NASHVILLE, TN - OCTOBER 19: Representative Jim Cooper speaks at the The Recording Academy District Advocate Day at Musicians Hall of Fame and Museum on October 19, 2017 in Nashville, Tennessee. (Photo by Jason Davi... NASHVILLE, TN - OCTOBER 19: Representative Jim Cooper speaks at the The Recording Academy District Advocate Day at Musicians Hall of Fame and Museum on October 19, 2017 in Nashville, Tennessee. (Photo by Jason Davis/WireImage for The Recording Academy ) MORE LESS

Tennessee Republicans are poised to split up the Democrat-heavy congressional district in Nashville as they redraw Tennessee’s congressional map, further diluting what little power Democrats have in the state.

The 5th Congressional District, which is centered on Nashville, is reliably blue and is currently represented by U.S. Rep. Jim Cooper (D-TN).

U.S. House Democrats have only two Tennessee representatives against the GOP’s seven.
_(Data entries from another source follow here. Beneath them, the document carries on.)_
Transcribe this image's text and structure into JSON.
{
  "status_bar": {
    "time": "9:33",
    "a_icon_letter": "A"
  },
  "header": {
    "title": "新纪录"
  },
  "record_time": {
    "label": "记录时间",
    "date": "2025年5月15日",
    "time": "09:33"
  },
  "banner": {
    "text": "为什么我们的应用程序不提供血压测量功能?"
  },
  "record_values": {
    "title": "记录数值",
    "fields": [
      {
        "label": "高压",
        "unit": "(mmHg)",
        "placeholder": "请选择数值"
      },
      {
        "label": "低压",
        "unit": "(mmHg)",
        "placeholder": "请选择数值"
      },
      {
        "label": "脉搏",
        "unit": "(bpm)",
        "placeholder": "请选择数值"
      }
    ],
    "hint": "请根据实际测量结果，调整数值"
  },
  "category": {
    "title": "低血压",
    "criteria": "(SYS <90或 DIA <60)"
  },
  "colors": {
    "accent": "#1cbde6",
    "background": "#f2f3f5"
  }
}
With Nashville split up, the Republicans’ advantage would tick up 8–1, as the Tennesseean noted.

Cooper slammed the planned gerrymander, which is being headed by state House Speaker Cameron Sexton (R), as “an insult to all Nashvillians” that is “likely to backfire” on the GOP.

“It’s not conservative to split a county that’s been whole for 240 years,” he said in a statement to the Tennessean and the Associated Press. “The speaker is not splitting his home county, so he can’t be serious when he claims it’s good for Nashville.”

Odessa Kelly, Cooper’s primary challenger, called out the racist element of Republicans cutting up Nashville’s voting district, which has a heavy Black population, to “protect power for a conservative white majority.”

Details of the newly drawn lines are unknown at the moment, but Sexton told the AP that it could involve “two or three” splits of the current district. The map will be unveiled on Wednesday, the Tennessean and the AP report.

The state Republicans’ plan comes amid President Joe Biden’s renewed push for voting rights reform this week, including a speech in Atlanta, Georgia on Tuesday.